Volgarizzata, è l’inversione delle streghe di Macbeth nella fredda landa scozzese: bello è il brutto, e brutto è il bello. I non-luoghi della surmodernità diventeranno sempre più graditi compagni di viaggio, così identici, prevedibili, si trasformeranno nel paesaggio ideale dell’umanità nomade e sradicata, la bruttezza non verrà più percepita. L’uomo si adatta a tutto, e comunque come potrà ricercare una bellezza che non vede e, peggio, non sa più riconoscere? Alcuni anni fa carpimmo spezzoni di dialogo di una coppia alla vista delle torri di San Gimignano: mettono tristezza, mi vengono i brividi.

Meglio, molto meglio, il casello autostradale che conduce alla tangenziale da cui si può raggiungere, a piacere, l’aeroporto, la multisala, l’outlet.
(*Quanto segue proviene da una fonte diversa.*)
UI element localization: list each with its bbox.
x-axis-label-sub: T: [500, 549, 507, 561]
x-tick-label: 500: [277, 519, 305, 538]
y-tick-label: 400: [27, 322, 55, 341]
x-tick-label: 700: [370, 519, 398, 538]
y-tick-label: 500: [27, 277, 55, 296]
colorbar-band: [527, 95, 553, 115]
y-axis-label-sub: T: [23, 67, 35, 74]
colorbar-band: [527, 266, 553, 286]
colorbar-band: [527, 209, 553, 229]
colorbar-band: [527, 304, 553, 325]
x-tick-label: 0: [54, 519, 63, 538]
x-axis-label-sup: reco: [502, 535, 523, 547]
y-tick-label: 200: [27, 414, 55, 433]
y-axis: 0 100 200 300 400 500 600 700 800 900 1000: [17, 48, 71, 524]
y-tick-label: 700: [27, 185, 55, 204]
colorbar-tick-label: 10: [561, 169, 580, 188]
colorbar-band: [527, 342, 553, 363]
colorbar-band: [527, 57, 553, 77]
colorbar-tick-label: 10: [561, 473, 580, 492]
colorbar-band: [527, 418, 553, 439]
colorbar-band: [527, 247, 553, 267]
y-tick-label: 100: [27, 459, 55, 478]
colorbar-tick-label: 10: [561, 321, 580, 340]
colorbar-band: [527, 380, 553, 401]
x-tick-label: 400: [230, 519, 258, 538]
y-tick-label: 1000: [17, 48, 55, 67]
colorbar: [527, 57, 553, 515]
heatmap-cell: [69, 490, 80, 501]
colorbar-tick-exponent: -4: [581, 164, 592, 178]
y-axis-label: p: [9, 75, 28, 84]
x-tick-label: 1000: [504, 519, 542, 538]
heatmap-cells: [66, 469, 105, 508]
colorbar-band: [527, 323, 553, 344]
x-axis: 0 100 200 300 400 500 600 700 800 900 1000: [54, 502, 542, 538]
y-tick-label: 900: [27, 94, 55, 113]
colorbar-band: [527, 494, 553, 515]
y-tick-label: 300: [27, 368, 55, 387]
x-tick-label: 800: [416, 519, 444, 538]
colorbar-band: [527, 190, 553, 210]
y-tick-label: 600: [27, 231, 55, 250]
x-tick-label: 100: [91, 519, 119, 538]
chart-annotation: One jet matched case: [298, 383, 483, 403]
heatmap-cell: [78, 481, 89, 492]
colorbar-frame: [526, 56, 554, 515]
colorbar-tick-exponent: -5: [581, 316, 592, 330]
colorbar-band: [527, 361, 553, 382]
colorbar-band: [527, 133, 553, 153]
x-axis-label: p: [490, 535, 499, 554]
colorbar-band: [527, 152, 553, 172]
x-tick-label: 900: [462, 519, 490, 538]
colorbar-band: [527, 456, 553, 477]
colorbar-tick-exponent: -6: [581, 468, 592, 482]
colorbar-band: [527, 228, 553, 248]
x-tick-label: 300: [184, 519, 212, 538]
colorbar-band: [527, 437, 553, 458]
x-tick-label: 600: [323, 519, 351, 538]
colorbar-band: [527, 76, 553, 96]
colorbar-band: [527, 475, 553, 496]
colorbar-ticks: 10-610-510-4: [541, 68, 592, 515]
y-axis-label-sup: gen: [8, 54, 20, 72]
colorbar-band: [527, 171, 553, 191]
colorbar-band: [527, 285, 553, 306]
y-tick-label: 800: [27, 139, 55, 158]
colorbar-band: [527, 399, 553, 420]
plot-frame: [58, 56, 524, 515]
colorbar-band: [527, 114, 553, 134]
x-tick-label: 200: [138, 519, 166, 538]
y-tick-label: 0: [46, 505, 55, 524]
Presto, non-luogo sarà il Colosseo, inutile testimone di antichi spettacoli sanguinosi, e la Lanterna, un faro che al tempo della navigazione computerizzata non serve a nulla. Nella terra guasta, desolata cantata da Thomas S. Eliot, forse si salveranno chiese e palazzi circondati da scalinate, poiché potranno essere utilizzate dai passanti come sedili, una breve sosta e via, verso nuove emozioni. Aveva torto marcio Nicolàs Gòmez Dàvila a proclamare, in margine al suo “testo implicito”, che le cattedrali non sono state fatte per l’ente del turismo. E per chi, se no?